Los talleres cerrados, irrespirables y mugrientos a los que médicos del siglo XVII atribuían enfermedad y pesar se cambiaron —al menos en el centro de Bogotá, al menos uno— por una casa colonial que alberga máquinas, martillos, cinceles y todos los implementos para crear un lugar donde las artes tradicionales como el trabajo con cuero, madera, platería y bordado no desaparecieran.
“Este proyecto partía de la inquietud que nos producía constatar que en Colombia el arte de los oficios se estaba perdiendo. Era común ver al artesano que pensaba que debía trabajar duro para lograr que sus hijos fueran a la universidad y aprendieran, ellos sí, algo ‘de provecho’. Al mismo tiempo era una fuente azarosa de ingresos, porque la práctica del oficio no estaba del todo valorada socialmente y, por ende, su resultado comercial era relativo”, dice Beatrice Dávila de Santo Domingo, quien, junto con su amiga y socia Poli Mallarino, emprendió hace 20 años el sueño de crear la Escuela de Artes y Oficios Santo Domingo.
Como Portugal, Francia, Eslovaquia, España, Bélgica, Estados Unidos, México, Brasil, Costa Rica, Cuba, Perú, Venezuela y China, Colombia ya tiene un lugar en las exposiciones artesanales en Europa, Asia y América. La Escuela logró formar y abrir puertas resaltando el talento de sus estudiantes. “La única forma de rescatar los oficios es compartiendo la sabiduría de los maestros”, dice Alexandra de Brigard, alumna de platería. Si expandimos el conocimiento, el desarrollo será permanente.
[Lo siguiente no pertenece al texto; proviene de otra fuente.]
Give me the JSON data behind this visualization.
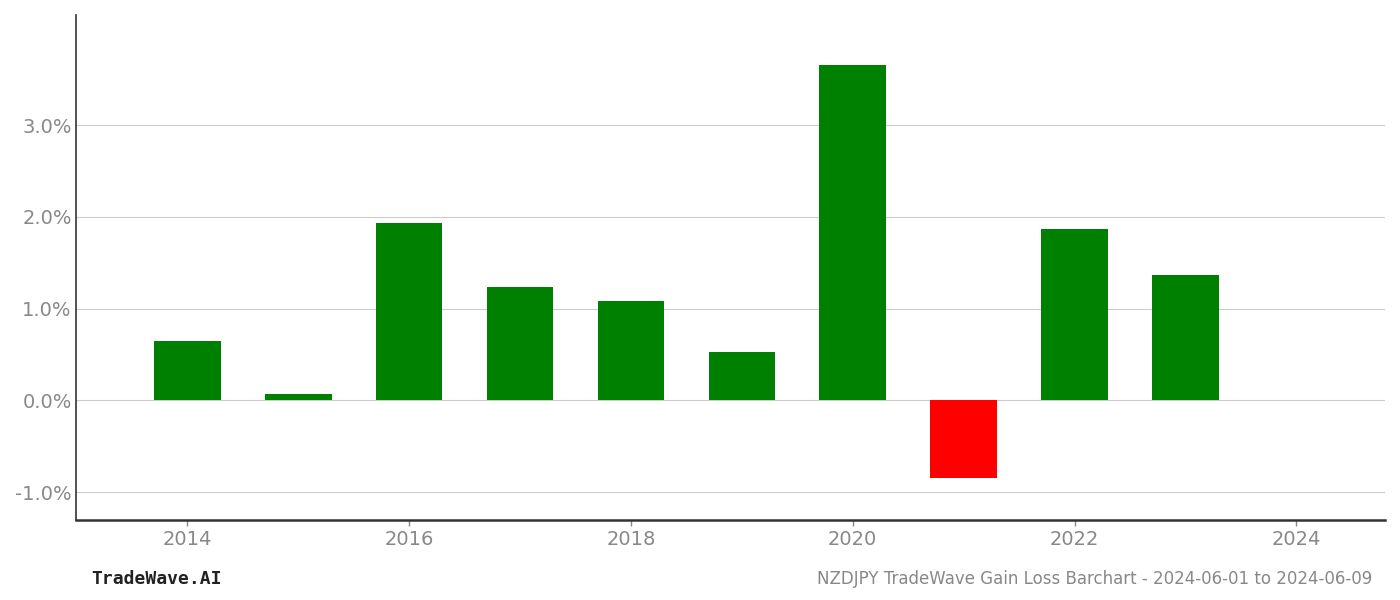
{
  "years": [
    2014,
    2015,
    2016,
    2017,
    2018,
    2019,
    2020,
    2021,
    2022,
    2023
  ],
  "values": [
    0.0065,
    0.0007,
    0.0193,
    0.0123,
    0.0108,
    0.0053,
    0.0365,
    -0.0085,
    0.0187,
    0.0137
  ],
  "colors": [
    "#008000",
    "#008000",
    "#008000",
    "#008000",
    "#008000",
    "#008000",
    "#008000",
    "#ff0000",
    "#008000",
    "#008000"
  ],
  "title": "NZDJPY TradeWave Gain Loss Barchart - 2024-06-01 to 2024-06-09",
  "footer_left": "TradeWave.AI",
  "bar_width": 0.6,
  "xlim_min": 2013.0,
  "xlim_max": 2024.8,
  "ylim_min": -0.013,
  "ylim_max": 0.042,
  "yticks": [
    -0.01,
    0.0,
    0.01,
    0.02,
    0.03
  ],
  "xticks": [
    2014,
    2016,
    2018,
    2020,
    2022,
    2024
  ],
  "background_color": "#ffffff",
  "grid_color": "#cccccc",
  "axis_color": "#333333",
  "text_color": "#888888",
  "tick_fontsize": 14,
  "footer_fontsize": 13,
  "title_fontsize": 12
}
Este año la Escuela cumple 20 años. “El oficio es una enseñanza que se transmite de maestro a alumno a lo largo del tiempo. Fomentar ese conocimiento es fundamental para preservar un saber hacer que enriquece nuestra tradición cultural más profunda”, advierte Beatrice Dávila de Santo Domingo, quien después de dos décadas de función con la Escuela no ha desistido de su mayor objetivo: preservar el patrimonio artesanal de Colombia.
El lugar se ha convertido en un centro de formación para alumnos de muy diversa procedencia, tanto social como geográfica, y con intereses distintos: desde quien tiene una afición que quiere desarrollar, hasta quien ha perdido su empleo y ve aquí la posibilidad de empezar algo nuevo por su propia cuenta.
La sede de la Escuela está compuesta por tres edificaciones del centro histórico de Bogotá, en el barrio La Candelaria. La puerta: una malla como tendones de la mano labrada en madera, siempre está cerrada porque adentro está —vive— el fuego. Y adentro también están sus hijos: los hijos de los días, de los oficios.